Department of Medicine Publications
Document Type
Article
Publication Date
9-7-2023
Journal
Nature Mental Health
Volume
1
First Page
711
Last Page
721
URL with Digital Object Identifier
https://doi.org/10.21203/rs.3.rs-2178523/v1
Abstract
The dissociative subtype of post-traumatic stress disorder (PTSD) is a distinct PTSD phenotype characterized by trauma-related dissociation, alongside unique patterns of functional connectivity. However, disparate findings across multiple scales of investigation have highlighted the need for a cohesive understanding of dissociative neurobiology. We took a step towards this goal by conducting one of the broadest region of interest (ROI)-to-ROI analyses performed on a PTSD population to date. In this retrospective study, we investigated resting-state functional MRI data collected from a total of 192 participants, 134 of whom were diagnosed with PTSD. Small functional connectivity differences (maximum effect size 0.27) were found between participants with PTSD and controls in the temporal regions and the right frontoparietal network.
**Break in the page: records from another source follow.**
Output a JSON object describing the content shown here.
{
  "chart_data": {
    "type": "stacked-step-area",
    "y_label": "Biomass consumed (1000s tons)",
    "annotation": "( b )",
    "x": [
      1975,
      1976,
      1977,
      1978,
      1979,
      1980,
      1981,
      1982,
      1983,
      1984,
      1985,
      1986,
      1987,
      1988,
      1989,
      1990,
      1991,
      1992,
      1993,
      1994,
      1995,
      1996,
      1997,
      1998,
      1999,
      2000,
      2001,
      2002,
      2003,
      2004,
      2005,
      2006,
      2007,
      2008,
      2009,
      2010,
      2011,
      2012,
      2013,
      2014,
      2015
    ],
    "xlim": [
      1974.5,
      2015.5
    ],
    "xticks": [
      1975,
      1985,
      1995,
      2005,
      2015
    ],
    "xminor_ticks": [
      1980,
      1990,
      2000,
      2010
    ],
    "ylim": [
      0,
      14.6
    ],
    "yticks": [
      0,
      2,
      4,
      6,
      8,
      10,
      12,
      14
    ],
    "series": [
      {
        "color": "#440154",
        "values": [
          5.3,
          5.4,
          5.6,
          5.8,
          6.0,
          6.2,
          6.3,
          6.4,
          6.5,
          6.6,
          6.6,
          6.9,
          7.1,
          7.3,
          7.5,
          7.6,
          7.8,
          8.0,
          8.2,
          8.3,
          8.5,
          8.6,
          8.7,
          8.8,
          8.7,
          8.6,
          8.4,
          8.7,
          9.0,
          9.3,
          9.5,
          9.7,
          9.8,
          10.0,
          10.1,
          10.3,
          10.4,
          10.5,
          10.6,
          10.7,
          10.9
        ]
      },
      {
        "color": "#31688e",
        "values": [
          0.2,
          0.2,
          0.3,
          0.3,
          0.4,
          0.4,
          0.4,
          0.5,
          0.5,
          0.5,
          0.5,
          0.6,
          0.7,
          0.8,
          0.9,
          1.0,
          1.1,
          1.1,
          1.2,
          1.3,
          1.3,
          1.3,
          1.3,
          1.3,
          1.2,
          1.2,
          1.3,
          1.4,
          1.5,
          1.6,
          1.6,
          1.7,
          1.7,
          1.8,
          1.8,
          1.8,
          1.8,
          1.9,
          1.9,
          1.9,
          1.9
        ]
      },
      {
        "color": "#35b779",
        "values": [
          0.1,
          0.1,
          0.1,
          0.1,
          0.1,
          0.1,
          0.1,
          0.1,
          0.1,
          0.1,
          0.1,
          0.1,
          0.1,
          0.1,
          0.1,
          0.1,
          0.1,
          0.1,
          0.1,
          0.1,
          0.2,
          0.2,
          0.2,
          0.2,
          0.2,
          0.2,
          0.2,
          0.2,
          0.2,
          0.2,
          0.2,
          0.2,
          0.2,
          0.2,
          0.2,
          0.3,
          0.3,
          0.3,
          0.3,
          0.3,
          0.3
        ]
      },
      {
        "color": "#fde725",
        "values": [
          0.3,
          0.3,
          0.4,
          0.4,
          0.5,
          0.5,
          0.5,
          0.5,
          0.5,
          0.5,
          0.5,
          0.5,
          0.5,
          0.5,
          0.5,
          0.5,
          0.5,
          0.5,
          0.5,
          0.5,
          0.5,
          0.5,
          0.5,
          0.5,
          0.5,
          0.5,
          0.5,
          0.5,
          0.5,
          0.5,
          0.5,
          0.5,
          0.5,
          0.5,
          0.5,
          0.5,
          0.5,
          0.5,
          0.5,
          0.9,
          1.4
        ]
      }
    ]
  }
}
Participants with the dissociative subtype showed a markedly different pattern of widespread functional hyperconnectivity compared with controls (maximum effect size 0.46), spanning subcortical regions, sensorimotor and other intrinsic connectivity networks. Furthermore, analysis of latent dimensions underlying both ROI-to-ROI brain results and a range of behavioral and clinical measures identified three clinically relevant latent dimensions—two linked to dissociation and one linked to PTSD symptoms. These results advance our understanding of dissociative neurobiology, characterizing it as a divergence from normative small-world organization. These patterns of hyperconnectivity are thought to serve a compensatory function to preserve global brain functioning in participants experiencing trauma-related dissociation.